Say both doors open at the same time, both cars fill up, the doors close, and you ride all the way to the top floor. You want to already be walking away when you hear the "ping" of the other elevator just arriving so you will feel validated in your ability to choose the right elevator, just like Ray picking a checkout line at Chik-Fil-A or Paul Giamatti at the grocery store in American Splender, which I just finished watching. So, obviously given the choice I always take the fast elevator and silently sneer at all the people too oblivious to notice a difference between the two.

It seems to me, though, that when I push the button and have to wait, the slow elevator arrives first a disproportionate percentage of the time. What usually happens is that I am alone in the elevator lobby when I push the button, then while I wait several people walk up and wait for the elevator with me. Eventually the slow elevator "arrives", presumably because the fast elevator has been busy ferrying people up and down between floors and is probably near the top floor while the slow elevator has been sitting on my floor all along obstinately refusing to open its doors to me. Here's where the social anxiety comes in. Everybody else files into the elevator car, with someone usually holding the door open so I can get in (this being completely unnecessary because these doors have never closed before someone could get on). But I'm thinking "I've been waiting long enough that the fast elevator should just about be here." So I walk close to the shaft to try to hear the pinging of the elevator as it passes the floors above me on its way down. Then I say,"That's okay, you go ahead," which is fine when the car is almost full but, with two or three people, feels like the most inane form of snobbery conceivable.

Then there was the awkward situation, likely exaggerated in my mind, that I always fear I will repeat. I joined the crowd in the slow elevator and was standing just inside the doors. We all stood there waiting for the doors to close for the longest time, while the nurse manning the buttons had pressed the "DOOR CLOSE" button at least ten times. Just as the doors started to close, I heard the other elevator arrive and instinctively stepped out to change cars, causing the doors to reopen for I don't know how long.

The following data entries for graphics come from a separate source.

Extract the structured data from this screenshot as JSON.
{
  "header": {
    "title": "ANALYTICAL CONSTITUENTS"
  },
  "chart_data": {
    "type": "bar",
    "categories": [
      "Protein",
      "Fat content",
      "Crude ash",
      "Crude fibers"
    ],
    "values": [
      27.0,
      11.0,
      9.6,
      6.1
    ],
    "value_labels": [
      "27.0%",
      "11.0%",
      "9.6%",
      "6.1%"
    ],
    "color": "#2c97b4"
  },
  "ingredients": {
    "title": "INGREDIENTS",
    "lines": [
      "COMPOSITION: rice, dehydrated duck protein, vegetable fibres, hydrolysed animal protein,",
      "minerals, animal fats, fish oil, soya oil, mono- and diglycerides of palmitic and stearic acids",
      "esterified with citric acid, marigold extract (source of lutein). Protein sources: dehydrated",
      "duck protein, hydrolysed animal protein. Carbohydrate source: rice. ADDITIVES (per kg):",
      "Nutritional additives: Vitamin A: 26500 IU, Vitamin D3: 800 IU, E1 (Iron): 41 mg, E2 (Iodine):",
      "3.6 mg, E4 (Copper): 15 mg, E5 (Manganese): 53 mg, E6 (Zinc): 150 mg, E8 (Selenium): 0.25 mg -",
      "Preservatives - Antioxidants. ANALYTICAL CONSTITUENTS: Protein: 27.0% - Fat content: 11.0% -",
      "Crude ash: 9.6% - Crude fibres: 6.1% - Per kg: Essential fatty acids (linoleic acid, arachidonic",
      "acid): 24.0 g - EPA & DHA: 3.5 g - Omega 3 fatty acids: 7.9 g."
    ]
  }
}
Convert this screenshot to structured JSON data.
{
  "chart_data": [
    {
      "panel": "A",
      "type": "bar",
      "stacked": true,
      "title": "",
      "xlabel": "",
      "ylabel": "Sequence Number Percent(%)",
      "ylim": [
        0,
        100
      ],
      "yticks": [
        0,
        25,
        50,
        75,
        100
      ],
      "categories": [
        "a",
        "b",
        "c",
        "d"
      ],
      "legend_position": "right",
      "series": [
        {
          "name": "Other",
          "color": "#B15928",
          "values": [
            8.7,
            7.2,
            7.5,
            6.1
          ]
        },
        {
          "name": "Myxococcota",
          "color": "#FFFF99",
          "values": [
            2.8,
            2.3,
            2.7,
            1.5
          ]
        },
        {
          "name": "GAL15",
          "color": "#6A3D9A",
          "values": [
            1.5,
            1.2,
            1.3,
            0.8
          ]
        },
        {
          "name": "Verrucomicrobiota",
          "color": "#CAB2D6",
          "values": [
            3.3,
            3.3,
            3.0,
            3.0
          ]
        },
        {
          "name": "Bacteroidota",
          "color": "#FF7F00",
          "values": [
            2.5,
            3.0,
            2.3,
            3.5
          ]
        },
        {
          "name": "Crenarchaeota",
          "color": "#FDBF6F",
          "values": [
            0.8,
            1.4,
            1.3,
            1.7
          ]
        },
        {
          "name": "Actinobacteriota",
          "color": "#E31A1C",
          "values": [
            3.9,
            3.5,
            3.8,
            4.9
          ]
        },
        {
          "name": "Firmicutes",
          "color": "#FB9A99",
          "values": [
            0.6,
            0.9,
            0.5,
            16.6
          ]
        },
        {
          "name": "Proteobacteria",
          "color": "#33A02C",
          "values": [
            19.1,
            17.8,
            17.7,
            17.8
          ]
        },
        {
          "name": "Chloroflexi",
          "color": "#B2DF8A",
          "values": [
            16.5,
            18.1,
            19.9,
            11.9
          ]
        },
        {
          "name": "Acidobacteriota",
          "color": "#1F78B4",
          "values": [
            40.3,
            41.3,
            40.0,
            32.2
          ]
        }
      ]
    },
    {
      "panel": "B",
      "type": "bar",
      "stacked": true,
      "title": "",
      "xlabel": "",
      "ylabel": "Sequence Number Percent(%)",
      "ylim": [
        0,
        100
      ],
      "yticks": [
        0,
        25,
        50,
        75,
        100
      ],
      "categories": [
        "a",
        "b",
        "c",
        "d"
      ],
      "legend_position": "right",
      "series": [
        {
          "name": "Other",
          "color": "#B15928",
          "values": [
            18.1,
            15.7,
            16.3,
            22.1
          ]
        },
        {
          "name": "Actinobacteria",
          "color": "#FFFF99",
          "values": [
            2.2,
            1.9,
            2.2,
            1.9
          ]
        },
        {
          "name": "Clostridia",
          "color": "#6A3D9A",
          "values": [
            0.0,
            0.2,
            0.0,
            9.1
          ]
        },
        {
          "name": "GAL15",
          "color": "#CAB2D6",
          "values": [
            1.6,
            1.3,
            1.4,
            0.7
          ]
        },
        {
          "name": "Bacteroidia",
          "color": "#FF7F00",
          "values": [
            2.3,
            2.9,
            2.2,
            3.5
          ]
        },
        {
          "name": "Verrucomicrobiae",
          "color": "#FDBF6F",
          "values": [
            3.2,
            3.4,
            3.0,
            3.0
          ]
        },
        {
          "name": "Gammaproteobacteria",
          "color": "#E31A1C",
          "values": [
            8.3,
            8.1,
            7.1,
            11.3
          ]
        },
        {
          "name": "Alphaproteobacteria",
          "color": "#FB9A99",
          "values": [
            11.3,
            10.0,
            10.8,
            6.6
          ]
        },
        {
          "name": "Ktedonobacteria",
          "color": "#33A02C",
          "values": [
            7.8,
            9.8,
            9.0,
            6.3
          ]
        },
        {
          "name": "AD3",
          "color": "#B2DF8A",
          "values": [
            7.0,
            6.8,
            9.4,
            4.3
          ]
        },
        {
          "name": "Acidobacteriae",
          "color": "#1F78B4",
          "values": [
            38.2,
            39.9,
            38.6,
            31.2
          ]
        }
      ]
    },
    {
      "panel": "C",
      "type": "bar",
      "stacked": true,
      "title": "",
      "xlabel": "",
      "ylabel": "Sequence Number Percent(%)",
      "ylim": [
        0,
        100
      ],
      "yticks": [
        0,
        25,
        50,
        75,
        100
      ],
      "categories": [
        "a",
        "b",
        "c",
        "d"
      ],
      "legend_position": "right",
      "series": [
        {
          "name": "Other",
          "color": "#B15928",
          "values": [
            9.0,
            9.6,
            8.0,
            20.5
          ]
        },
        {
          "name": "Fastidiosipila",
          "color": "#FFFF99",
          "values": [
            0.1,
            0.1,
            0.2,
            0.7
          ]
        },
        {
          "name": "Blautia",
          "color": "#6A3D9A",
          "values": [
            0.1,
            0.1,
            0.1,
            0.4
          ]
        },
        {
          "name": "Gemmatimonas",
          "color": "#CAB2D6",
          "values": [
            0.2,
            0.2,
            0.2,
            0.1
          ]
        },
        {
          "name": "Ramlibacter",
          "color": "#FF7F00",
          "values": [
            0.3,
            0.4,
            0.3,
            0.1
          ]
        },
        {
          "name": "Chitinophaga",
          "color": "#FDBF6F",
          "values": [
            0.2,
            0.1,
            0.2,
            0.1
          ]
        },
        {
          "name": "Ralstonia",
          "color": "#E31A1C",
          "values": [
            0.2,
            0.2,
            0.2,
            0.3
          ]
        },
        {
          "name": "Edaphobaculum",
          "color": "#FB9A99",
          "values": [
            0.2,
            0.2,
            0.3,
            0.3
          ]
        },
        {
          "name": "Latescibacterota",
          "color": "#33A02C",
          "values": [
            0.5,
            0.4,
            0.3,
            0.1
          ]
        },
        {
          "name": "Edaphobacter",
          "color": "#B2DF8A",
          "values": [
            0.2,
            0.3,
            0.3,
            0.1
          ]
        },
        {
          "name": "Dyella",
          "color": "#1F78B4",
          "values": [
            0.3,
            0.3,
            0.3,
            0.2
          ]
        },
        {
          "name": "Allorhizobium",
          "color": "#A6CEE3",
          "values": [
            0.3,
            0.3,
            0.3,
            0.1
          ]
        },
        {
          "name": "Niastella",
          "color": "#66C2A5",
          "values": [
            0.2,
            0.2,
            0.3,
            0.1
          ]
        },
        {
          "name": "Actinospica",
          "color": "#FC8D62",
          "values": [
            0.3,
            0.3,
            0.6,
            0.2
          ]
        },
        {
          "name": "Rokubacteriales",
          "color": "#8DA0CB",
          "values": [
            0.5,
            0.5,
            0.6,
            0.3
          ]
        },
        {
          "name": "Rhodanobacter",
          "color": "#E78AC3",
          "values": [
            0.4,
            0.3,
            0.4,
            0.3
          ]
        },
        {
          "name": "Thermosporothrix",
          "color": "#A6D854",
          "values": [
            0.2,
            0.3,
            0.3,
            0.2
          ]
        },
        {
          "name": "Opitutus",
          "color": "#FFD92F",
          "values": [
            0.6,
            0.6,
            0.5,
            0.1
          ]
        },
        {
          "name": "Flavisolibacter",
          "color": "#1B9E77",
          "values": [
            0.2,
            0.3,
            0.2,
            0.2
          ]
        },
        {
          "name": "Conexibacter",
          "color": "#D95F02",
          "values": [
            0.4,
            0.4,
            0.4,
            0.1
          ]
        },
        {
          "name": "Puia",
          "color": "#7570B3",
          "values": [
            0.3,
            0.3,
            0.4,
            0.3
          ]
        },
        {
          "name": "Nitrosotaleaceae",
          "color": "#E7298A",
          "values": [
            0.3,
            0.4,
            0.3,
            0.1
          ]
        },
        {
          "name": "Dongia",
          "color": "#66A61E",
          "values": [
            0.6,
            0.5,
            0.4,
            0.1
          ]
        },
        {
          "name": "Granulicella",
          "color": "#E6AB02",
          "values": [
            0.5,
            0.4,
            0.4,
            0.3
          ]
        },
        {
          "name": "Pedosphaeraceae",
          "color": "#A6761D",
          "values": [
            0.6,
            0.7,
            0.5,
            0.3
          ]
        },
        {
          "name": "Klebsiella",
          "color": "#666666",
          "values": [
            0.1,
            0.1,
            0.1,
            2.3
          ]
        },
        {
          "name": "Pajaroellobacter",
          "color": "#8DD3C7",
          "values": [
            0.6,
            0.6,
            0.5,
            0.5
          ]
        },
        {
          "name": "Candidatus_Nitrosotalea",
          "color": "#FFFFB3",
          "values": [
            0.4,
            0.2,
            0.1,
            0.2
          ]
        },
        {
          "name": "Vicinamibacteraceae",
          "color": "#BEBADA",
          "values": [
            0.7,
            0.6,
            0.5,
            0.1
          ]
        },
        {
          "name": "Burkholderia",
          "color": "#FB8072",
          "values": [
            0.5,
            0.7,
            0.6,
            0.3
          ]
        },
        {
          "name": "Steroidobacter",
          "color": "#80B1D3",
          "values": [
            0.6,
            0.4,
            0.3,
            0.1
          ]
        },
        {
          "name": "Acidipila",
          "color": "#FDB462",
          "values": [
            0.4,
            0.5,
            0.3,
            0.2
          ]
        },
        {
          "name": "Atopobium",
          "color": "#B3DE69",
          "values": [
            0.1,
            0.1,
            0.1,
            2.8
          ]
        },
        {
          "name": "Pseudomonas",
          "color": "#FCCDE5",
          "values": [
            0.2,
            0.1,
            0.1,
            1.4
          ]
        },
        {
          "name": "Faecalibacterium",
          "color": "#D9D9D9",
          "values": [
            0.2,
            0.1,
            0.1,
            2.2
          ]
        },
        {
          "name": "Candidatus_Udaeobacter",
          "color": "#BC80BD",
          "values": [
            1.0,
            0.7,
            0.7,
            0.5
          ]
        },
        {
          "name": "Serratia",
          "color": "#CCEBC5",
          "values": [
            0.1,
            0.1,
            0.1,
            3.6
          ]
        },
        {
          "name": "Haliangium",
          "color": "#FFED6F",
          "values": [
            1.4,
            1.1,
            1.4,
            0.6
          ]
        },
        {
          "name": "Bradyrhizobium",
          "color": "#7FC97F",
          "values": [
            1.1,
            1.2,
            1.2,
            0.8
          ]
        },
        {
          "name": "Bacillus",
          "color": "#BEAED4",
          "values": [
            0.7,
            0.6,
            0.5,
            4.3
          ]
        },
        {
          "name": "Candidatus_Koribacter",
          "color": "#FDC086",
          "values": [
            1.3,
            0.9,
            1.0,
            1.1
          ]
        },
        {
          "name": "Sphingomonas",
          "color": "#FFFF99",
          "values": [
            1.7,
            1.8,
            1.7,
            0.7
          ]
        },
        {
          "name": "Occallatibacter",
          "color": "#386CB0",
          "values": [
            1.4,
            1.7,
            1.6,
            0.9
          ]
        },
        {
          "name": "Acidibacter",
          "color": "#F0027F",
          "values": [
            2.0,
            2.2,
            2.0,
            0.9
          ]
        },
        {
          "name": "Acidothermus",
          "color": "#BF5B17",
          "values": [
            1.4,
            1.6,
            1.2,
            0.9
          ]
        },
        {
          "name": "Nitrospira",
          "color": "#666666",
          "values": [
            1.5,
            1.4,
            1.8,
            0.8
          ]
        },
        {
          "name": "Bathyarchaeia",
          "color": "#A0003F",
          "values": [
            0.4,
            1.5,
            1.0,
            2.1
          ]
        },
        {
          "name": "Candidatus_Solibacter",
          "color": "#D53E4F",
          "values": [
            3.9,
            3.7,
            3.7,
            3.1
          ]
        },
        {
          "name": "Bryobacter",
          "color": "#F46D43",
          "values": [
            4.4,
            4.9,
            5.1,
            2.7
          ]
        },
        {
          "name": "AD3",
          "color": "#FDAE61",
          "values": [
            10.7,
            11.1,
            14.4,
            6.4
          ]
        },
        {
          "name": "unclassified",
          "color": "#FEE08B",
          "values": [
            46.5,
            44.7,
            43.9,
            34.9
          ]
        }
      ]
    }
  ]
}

A lot of the time I'll just take the stairs, all to avoid saying "I'm waiting for the good elevator."

Saturday, March 11, 2006

I have very exciting news worthy of my first ever blog entry and possibly indicative of what one may find in this space in the future. Tonight we discovered that you can play Six Degrees Of Kevin Bacon using my wife. I realize this information comes about ten years too late because noone plays Six Degrees Of Kevin Bacon anymore, but we were still greatly amused by it for a full fifteen minutes. So here's how it goes. What few people know about Kelly is that in 1982, at the tender age of a year and a half, she appeared briefly in the Kenny Rogers movie Six Pack. I am sure you remember it, but in case you are fuzzy on the details, a young Anthony Michael Hall also costarred with Kelly and Kenny in this film. Of course Hall is best known for playing the nerd in the Brat Pack movies of the eighties, most notably The Breakfast Club. From there Emelio Esteves (TBC) leads to Keifer Sutherland (Young Guns 2), who was in Flatliners with Kevin Bacon. Okay, fifteen minutes may be stretching it. I got a bigger kick out of scrolling through Anthony Michael Hall's videography and learning that he was in Six Degrees of Separation.